Retrosynthesis is the subtle art of constructing simple starting materials from a target molecule using known or mechanistically viable reverse reactions, or "transforms." By sequentially applying transforms to a target molecule, the target is reduced step-wise into simpler and simpler starting materials until at last a commercially available compound is reached.
The seminal text on retrosynthesis is Corey and Cheng's The Logic of Chemical Synthesis, which describes five several retrosynthetic strategies and provides a number of examples to illustrate these strategies.
- Transform-based Strategies: These rely on the application of a key structurally simplifying transform that reduces a molecule's complexity immensely in a single step. Steps on either side of the key transform work to build up the "retron," or keying molecular structure, for the central transform.
- Structure-based Strategies: These focus on simplifying the target compound to a particular structure. A number of natural products are derived from common, widely available commercial materials like amino acids, carbohydrates, small-molecule hormones, and the like.
- Functional-Group-based Strategies: These center on the addition, interconversion, and deletion of particular functional groups as a way to modulate complexity in the target. Oftentimes a target differs from a key retron by only a few functional groups; transforms that can add these functional groups without disturbing the rest of the molecule are the foundation of functional-group-based strategies.
- Topological Strategies: These center on transforms that simplify the target topologically by breaking, for example, a key bond contained in multiple rings or a bond between a core ring system and an appendage. Thus in the forward direction, good topological transforms increase topological complexity substantially in one step.
- Stereochemical Strategies: These make use of stereospecific or stereoselective transforms in order to establish the target in enantiopure form.

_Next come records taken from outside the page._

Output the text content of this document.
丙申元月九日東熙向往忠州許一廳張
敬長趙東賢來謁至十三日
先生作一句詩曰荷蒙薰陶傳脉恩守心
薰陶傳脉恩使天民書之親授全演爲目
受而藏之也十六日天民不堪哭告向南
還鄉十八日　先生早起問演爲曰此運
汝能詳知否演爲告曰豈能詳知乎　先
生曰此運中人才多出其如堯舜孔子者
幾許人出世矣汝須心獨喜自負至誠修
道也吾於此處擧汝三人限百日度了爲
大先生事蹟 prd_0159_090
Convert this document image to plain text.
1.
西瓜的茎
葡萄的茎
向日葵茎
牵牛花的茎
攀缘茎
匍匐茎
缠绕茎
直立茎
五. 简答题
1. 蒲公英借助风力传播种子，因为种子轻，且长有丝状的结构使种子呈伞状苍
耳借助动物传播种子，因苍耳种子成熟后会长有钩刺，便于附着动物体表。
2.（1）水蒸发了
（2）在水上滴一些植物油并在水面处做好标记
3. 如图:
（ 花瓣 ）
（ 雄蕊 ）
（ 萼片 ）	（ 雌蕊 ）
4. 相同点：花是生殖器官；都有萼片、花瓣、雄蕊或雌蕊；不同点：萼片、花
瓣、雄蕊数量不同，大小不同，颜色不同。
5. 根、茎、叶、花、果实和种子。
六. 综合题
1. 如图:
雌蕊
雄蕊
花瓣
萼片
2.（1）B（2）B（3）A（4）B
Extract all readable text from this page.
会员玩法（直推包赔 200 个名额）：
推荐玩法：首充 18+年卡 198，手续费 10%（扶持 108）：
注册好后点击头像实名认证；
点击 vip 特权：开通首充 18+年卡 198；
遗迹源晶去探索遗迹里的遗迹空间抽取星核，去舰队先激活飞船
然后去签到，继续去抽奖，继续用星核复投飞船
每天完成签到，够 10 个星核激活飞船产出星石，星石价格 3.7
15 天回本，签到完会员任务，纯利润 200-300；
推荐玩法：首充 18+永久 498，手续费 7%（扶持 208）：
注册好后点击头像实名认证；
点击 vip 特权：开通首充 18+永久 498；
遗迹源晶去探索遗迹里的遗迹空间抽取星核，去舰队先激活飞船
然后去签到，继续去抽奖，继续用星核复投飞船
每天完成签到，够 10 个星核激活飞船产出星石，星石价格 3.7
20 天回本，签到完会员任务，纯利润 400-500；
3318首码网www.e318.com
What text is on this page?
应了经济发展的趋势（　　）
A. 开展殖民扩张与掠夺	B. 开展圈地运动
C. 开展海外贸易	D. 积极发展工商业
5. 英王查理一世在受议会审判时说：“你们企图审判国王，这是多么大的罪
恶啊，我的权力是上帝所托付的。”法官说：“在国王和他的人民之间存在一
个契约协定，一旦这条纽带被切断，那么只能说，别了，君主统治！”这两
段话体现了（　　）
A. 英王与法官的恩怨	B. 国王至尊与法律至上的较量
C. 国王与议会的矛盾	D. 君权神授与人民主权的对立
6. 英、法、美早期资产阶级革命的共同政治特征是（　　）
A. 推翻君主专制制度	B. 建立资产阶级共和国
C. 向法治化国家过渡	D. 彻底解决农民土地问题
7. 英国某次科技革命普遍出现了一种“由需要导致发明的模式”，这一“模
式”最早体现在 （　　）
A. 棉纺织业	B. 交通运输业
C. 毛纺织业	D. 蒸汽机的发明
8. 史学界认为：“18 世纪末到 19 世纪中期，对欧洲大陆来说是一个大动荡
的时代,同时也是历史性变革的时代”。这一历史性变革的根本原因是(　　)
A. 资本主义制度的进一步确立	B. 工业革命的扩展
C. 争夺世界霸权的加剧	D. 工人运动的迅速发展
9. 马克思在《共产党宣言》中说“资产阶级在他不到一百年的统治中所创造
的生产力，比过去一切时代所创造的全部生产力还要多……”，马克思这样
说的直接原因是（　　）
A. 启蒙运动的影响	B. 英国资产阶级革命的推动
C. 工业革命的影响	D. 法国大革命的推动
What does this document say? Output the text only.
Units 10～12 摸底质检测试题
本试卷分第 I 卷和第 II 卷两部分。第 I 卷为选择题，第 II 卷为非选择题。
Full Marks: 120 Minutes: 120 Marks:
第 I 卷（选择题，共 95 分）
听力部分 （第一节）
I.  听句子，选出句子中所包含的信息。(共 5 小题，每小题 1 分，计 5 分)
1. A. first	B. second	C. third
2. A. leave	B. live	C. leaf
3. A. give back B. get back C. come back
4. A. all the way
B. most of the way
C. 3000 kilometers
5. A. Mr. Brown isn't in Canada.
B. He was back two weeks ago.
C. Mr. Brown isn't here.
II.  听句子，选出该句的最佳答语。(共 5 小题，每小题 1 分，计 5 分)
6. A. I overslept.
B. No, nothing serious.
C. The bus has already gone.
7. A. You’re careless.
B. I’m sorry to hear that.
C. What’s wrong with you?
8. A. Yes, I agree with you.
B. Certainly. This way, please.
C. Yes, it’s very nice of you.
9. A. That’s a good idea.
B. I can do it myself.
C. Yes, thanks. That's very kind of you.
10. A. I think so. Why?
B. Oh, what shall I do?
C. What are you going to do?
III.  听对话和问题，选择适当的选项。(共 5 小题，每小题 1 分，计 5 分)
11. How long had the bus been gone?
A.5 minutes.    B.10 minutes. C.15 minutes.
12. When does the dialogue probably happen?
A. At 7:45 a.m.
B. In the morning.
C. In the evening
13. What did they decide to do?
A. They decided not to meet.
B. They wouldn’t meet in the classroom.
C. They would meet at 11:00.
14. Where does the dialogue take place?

In practice, all five of the strategies have to be applied at once in order to reduce a target structure in the most efficient way possible. This makes retrosynthesis, frankly, a bitch at times. Not knowing enough reactions to perform key bond disconnections (bond-forming reactions in the forward direction) is one thing, but knowing and just not seeing them is another thing entirely. The latter is the pitfall that affects most early chemistry graduate students. And even if you can see retrons in a target structure easily, care must be taken to not back yourself into a corner where selectivity in the forward direction is impossible.
A good example where this comes into play is the Wittig reaction, which in the reverse direction transforms a double bond into a ketone/aldehyde and an alkyl halide. If the target has a double bond and a ketone in it, disconnecting the double bond to a ketone via the Wittig transform is a bad idea, because in the forward direction the other ketone would react just as well as the one you want to turn into a double bond. Unless there is some glaring steric issue, selectivity has become impossible. This, to me, illustrates one of the general rules of retrosynthesis: never disconnect into a reactive functional group already present in the target.
If you have ambitions of becoming a chemistry graduate student, retrosynthesis is one of the hardest things you'll ever do. That said, it's far from impossible! Being very comfortable with reactions in both the forward and reverse directions is essential, and looking at literature retrosyntheses on a regular basis can also help. Be wary of current papers though, as these often use new, untested reactions very specific to the substrates they're dealing with. With practice, anyone can be a retrosynthetic pro!